Nilai tukar rupiah berada pada posisi Rp13.646 per dolar AS pada Selasa (21/1). Posisi tersebut melemah 0,05 persen dibanding  awal pekan kemarin yang berada di posisi Rp13.639 per dolar AS. Best Profit

Rupiah tak sendiri. Bersama dengan rupiah, mayoritas mata uang di kawasan Asia melemah terhadap dolar AS. Terpantau, won Korea melemah 0,08 persen, dolar Hong Kong dan ringgit Malaysia sama-sama melemah 0,02 persen, serta dolar Singapura 0,01 persen. Bestprofit

Di sisi lain, penguatan terjadi pada baht Thailand sebesar 0,05 persen, dan lira Turki yang menguat tipis 0,01 persen. Sementara hanya yen Jepang yang berada di posisi stagnan terhadap dolar AS.

Kemudian di negara maju, mayoritas nilai tukar bergerak bervariasi terhadap dolar AS. Poundsterling Inggris serta euro melemah dengan nilai masing-masing sebesar 0,07 dan 0,01 persen, sementara dolar Kanada menguat 0,01 persen, dan dolar Australia menguat 0,08 persen terhadap dolar AS. PT Bestprofit


Kepala Riset PT Monex Investindo Futures Ariston Tjendra menilai pelemahan rupiah pagi ini disebabkan oleh sentimen negatif dari prediksi International Monetary Fund (IMF) mengenai melambatnya pertumbuhan ekonomi global.

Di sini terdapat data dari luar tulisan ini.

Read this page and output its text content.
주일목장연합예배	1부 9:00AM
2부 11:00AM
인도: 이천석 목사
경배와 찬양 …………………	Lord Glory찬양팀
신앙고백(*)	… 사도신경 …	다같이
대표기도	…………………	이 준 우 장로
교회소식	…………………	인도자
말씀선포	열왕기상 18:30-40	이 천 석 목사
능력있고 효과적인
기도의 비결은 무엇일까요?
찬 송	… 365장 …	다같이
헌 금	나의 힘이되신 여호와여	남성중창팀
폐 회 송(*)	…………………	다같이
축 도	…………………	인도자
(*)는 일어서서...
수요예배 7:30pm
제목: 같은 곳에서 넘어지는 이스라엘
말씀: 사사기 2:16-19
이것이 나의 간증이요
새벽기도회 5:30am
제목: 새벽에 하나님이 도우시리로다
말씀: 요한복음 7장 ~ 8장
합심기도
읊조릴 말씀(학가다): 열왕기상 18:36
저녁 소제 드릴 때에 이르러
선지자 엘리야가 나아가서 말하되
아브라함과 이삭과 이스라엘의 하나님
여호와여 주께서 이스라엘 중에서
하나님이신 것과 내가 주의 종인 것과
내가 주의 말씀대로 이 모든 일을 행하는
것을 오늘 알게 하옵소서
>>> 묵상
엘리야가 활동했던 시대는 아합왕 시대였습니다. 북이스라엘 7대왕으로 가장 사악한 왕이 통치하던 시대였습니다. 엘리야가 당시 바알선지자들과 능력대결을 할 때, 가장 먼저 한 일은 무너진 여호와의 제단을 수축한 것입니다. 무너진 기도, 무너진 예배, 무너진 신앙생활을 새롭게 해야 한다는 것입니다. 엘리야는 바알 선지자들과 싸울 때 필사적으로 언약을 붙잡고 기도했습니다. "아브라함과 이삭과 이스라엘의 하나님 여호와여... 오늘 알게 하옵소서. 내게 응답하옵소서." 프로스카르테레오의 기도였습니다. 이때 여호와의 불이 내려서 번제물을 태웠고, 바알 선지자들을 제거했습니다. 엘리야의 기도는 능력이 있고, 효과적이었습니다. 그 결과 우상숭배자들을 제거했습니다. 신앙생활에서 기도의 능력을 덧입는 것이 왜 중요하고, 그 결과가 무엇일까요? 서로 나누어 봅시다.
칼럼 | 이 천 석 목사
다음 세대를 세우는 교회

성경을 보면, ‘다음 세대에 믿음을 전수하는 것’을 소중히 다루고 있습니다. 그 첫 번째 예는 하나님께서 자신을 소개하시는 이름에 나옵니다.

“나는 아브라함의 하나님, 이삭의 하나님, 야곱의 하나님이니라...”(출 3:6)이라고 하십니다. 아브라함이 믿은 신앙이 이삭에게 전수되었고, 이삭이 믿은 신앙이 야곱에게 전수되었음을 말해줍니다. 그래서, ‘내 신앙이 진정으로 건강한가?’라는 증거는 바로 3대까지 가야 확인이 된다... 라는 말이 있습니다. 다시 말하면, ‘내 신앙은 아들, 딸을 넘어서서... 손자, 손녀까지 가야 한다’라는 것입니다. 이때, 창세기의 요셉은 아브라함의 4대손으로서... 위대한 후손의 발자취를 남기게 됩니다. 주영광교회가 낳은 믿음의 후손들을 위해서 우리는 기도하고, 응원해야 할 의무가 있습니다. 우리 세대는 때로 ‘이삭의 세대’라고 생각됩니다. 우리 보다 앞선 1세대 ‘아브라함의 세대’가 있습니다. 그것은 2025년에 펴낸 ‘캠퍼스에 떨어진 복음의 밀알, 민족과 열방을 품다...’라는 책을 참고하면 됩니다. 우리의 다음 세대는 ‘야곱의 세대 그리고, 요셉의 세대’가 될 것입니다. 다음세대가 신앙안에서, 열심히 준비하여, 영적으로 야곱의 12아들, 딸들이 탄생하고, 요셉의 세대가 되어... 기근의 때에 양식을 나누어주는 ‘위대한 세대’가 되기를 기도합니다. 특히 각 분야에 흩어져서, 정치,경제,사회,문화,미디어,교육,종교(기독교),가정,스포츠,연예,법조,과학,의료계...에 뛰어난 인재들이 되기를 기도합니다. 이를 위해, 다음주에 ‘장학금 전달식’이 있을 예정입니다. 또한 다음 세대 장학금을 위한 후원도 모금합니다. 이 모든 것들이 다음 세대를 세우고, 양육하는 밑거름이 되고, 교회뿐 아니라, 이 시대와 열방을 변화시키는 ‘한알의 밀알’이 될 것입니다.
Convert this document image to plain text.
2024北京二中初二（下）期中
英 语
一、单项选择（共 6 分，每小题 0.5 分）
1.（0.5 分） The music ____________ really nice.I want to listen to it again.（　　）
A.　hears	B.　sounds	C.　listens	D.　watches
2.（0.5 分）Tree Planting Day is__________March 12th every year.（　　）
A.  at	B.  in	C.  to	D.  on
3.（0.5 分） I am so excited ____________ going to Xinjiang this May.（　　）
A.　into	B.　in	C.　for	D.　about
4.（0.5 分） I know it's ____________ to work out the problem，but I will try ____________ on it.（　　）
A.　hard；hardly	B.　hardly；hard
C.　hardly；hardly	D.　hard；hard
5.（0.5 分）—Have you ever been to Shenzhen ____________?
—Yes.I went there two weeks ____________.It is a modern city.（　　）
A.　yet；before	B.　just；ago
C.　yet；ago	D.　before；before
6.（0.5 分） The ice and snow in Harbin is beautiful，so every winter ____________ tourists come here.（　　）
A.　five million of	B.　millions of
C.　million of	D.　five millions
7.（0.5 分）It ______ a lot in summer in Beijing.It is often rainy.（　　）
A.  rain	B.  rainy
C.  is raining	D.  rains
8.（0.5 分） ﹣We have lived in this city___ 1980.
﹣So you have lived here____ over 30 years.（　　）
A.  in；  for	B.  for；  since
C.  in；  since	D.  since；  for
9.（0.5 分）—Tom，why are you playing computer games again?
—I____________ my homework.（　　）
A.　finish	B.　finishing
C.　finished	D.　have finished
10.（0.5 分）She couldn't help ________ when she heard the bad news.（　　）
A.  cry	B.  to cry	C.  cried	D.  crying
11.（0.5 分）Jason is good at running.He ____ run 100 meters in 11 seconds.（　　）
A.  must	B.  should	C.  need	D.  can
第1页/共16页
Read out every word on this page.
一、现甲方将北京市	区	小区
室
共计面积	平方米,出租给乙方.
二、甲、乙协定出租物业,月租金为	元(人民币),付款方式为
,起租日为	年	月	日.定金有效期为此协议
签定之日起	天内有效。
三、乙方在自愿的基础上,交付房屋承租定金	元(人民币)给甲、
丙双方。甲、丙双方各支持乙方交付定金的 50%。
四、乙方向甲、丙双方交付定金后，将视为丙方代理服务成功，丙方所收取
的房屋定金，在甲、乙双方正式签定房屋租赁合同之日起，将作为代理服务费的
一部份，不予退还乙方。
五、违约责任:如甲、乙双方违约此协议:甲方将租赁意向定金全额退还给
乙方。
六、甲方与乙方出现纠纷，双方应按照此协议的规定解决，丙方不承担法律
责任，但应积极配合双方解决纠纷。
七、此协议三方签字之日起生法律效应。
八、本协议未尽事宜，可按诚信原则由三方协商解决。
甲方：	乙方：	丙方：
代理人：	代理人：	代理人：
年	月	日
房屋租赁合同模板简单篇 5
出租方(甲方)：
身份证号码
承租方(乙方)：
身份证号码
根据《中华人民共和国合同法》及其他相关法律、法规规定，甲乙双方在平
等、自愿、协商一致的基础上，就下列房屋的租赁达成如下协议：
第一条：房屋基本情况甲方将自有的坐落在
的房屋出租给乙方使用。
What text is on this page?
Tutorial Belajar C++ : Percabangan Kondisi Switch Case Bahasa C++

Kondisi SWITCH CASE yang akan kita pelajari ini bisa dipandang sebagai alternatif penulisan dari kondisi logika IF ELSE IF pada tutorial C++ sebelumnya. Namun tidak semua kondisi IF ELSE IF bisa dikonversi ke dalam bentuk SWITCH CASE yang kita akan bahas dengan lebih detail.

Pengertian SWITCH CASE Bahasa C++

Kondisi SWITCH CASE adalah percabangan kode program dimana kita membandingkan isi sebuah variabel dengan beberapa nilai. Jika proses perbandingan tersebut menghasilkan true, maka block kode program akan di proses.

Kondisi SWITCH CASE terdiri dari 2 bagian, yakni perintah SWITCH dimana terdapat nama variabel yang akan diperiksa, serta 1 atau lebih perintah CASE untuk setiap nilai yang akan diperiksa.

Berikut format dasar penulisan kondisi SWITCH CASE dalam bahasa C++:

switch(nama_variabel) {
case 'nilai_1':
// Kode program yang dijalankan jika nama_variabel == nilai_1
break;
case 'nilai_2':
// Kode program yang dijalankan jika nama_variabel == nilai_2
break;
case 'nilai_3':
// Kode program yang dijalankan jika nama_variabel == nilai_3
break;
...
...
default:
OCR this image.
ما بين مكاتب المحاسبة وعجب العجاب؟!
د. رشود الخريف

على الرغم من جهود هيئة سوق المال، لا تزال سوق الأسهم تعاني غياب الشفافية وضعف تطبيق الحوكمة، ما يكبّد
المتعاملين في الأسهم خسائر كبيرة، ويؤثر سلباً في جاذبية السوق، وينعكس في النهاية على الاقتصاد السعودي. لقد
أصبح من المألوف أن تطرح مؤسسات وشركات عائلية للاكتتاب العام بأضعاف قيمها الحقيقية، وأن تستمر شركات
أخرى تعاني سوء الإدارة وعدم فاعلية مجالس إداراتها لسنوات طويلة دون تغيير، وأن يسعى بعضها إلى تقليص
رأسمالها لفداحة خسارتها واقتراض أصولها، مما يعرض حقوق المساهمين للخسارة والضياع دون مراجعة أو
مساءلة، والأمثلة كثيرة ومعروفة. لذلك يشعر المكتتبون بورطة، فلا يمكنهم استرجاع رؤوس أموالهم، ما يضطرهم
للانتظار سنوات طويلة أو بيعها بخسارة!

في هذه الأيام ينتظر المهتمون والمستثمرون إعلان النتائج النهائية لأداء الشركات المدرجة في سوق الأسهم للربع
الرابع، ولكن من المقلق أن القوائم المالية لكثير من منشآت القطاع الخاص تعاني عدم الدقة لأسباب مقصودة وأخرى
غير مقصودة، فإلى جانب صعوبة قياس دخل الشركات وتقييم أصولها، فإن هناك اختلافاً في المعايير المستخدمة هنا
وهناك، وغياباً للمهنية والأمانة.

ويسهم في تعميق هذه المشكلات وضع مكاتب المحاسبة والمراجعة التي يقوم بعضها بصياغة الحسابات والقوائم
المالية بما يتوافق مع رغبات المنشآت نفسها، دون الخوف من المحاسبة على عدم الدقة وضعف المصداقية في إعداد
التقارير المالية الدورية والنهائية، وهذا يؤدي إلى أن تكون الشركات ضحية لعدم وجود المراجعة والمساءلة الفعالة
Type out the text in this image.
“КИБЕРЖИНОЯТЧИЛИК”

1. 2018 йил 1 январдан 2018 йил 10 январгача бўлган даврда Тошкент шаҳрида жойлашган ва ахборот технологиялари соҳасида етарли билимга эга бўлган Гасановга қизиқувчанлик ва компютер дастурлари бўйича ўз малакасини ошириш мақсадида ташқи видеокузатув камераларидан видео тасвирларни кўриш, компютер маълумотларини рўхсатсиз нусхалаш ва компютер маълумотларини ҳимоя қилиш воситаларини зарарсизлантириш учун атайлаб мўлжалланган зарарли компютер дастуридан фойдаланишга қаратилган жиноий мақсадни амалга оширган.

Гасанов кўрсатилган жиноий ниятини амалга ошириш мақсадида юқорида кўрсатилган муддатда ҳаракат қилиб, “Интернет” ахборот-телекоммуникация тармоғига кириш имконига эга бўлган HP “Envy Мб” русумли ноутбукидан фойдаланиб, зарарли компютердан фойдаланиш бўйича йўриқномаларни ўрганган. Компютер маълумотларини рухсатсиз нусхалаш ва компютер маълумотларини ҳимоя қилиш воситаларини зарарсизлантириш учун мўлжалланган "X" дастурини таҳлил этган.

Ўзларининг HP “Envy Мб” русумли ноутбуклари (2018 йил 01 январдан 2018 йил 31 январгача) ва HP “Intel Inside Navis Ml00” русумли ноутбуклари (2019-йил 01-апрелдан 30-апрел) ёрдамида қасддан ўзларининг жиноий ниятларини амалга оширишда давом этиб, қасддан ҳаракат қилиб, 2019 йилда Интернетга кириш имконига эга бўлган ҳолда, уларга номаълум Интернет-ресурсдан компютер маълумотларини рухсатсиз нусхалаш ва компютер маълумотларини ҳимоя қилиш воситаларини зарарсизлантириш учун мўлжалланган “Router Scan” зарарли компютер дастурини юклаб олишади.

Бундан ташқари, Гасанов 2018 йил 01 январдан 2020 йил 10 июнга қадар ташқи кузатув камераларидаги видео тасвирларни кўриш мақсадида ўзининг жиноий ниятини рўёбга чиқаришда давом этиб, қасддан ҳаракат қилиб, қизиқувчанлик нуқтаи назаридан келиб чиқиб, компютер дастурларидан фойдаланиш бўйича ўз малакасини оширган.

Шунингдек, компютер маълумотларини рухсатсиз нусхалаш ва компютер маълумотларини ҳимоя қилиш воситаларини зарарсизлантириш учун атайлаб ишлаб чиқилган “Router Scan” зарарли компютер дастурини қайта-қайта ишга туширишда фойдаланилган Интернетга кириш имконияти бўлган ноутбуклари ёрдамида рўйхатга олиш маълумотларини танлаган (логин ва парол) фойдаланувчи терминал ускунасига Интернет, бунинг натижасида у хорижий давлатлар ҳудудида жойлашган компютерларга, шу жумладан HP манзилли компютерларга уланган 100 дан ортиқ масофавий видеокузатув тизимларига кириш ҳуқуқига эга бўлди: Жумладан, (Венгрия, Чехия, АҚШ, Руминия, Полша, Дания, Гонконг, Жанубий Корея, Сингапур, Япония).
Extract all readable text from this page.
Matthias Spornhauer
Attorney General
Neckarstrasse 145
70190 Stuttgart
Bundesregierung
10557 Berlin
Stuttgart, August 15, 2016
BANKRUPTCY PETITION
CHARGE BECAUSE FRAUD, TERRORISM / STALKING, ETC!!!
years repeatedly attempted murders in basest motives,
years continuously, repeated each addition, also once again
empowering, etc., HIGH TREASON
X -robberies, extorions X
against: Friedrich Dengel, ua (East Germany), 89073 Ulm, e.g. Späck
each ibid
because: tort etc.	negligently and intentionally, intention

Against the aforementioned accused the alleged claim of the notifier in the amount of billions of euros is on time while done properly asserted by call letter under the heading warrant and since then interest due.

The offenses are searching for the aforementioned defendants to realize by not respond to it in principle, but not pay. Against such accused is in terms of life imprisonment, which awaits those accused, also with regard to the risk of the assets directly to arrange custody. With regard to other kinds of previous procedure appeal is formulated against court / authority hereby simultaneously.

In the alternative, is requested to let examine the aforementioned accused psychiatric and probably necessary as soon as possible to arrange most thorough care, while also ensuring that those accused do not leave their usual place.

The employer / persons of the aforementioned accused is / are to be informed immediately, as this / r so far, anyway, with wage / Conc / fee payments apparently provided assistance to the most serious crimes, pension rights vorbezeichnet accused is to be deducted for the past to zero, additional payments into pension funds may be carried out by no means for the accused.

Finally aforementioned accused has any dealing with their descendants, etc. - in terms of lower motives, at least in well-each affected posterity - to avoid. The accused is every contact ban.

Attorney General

“Pelaku pasar harus mewaspadai sentimen negatif dari prediksi dari IMF mengenai pertumbuhan ekonomi global yang semakin melambat,” kata Ariston. PT Bestprofit Futures

Diketahui, IMF memangkas prediksi pertumbuhan global 2020 dari 3,4 persen menjadi 3,3 persen karena pelambatan pertumbuhan di India dan emerging markets.

“Sentimen negatif ini bisa menahan penguatan rupiah terhadap dolar AS,” ucapnya.

Lebih lanjut, Ariston memperkirakan rupiah bergerak di kisaran Rp13.600 hingga Rp13.700 per dolar AS pada hari ini.